Elektro Krause (Patricia Eckermann)

elektro krause

tredition (2021)
Taschenbuch, 228 Seiten, 10,99 EUR
ISBN: 978-3347136502

Genre: Urban Fantasy


Klappentext

„Wer ist die denn?! Wo ist der Krause?“
„Ich bin Krause“, antwortete ich und registrierte, wie mein Herzschlag sich spontan verselbstständigte. Nazis und Rassisten, ob tot oder lebendig, erkenne ich sofort. Dafür hat unsereiner einen feinen Radar. Dieses Exemplar hier war nur ein ekliger Rassist, also nicht lebensgefährlich, wie zum Beispiel die Nazis, die in Bielefeld ihr Unwesen trieben. Psychisch aber war er ebenso verletzend und unangenehm. Ich ballte die Fäuste und zählte bis zehn. Ich war nicht in dieses Dorf gekommen, um Nobbys Kundschaft noch weiter zu dezimieren.“

Krause - Schwarz, Elektrikerin und Geisterjägerin a.D. - kommt in die rheinische Pampa. Ende der 80er Jahre, auf dem Dorf, begegnen ihr dort viele Weiße mit Vorurteilen. Entsprechend schnell will sie eigentlich wieder raus aus „Milchschnittenhausen“. Doch sie muss im Betrieb ihres Vaters Nobby aushelfen, denn der ist seit einem Arbeitsunfall nicht mehr derselbe. Krause ahnt, dass der Grund dafür kein einfacher Stromschlag war. Bei der Suche nach der wahren Unfallursache macht Krause nicht bloß unerfreuliche Bekanntschaft mit toten und lebendigen Nazis. Sie stößt auf eine okkulte Verschwörung, die ganz Deutschland bedroht ...


Rezension

Eigentlich hat Kassy Krause ihren Nebenjob als Geisterjägerin an den Nagel gehängt und das Dorfleben hinter sich gelassen, doch als ihr Vater Nobby von einem Auftrag völlig verstört zurückkehrt, muss sie in seinem Betrieb einspringen. Zunächst nur als Elektrikerin, doch da Nobby nicht erzählen will, was passiert ist, muss sie selbst Nachforschungen anstellen und wird wider Willen in Geisterangelegenheiten verwickelt. Kassy wird schnell klar, dass sich da eine gewaltige Bedrohung zusammenbraut: Nazi-Geister drohen, in großer Zahl durch die Barriere zu brechen und ein Viertes Reich zu errichten. Um das zu verhindern, bastelt Kassy an neuen Waffen, zudem ist sie nicht allein: Freunde und Bekannte helfen, wo sie können, auch wenn nicht alle an die Existenz von Geistern glauben.

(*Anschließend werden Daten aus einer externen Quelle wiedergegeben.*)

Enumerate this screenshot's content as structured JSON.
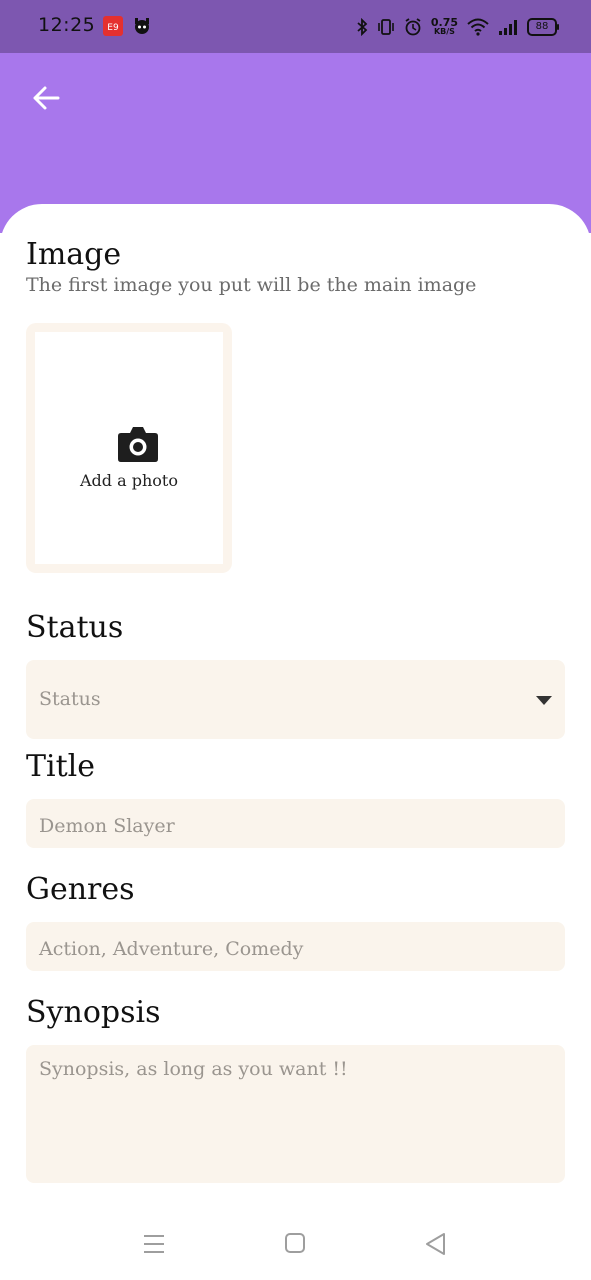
{
  "status_bar": {
    "time": "12:25",
    "net_speed_value": "0.75",
    "net_speed_unit": "KB/S",
    "battery": "88",
    "icons": [
      "app-red-badge-icon",
      "app-mascot-icon",
      "bluetooth-icon",
      "vibrate-icon",
      "alarm-icon",
      "wifi-icon",
      "signal-icon",
      "battery-icon"
    ]
  },
  "header": {
    "back_icon": "arrow-left-icon",
    "colors": {
      "status_bar": "#7d57b0",
      "header": "#a877ec"
    }
  },
  "image_section": {
    "title": "Image",
    "subtitle": "The first image you put will be the main image",
    "add_photo_label": "Add a photo",
    "icon": "camera-icon"
  },
  "status_section": {
    "title": "Status",
    "placeholder": "Status"
  },
  "title_section": {
    "title": "Title",
    "placeholder": "Demon Slayer"
  },
  "genres_section": {
    "title": "Genres",
    "placeholder": "Action, Adventure, Comedy"
  },
  "synopsis_section": {
    "title": "Synopsis",
    "placeholder": "Synopsis, as long as you want !!"
  },
  "nav_bar": {
    "icons": [
      "menu-icon",
      "home-icon",
      "back-triangle-icon"
    ]
  }
}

„Elektro Krause“ spielt Ende der 1980er und versprüht jede Menge Retrocharme, allerdings zeigt Patricia Eckermann auch die Schattenseiten der damaligen BRD: Als Schwarze Frau wird Kassy nahezu täglich mit Vorurteilen konfrontiert und ausgegrenzt. Rassisten erkennt sie sofort, viele hauen unüberlegt dumme Sprüche raus, aber einige sind auch offen feindselig. Schlimmer und gefährlicher sind die Nazis, von denen es immer noch zu viele gibt. Und als wäre das nicht ätzend genug, kommt obendrauf auch noch eine widerliche Portion Sexismus. Einerseits hat Kassy gelernt, sich zu wehren und ist selten um einen Konter verlegen, andererseits lässt sie sich als mehrfach Marginalisierte an den Rand der Gesellschaft drängen. Sie hat für sich akzeptiert, überall auf Mauern zu stoßen und arbeitet als Elektrikerin ohne Ambitionen. Hauptsache, sie hat ihre Ruhe, vor Geistern und vor Rassisten.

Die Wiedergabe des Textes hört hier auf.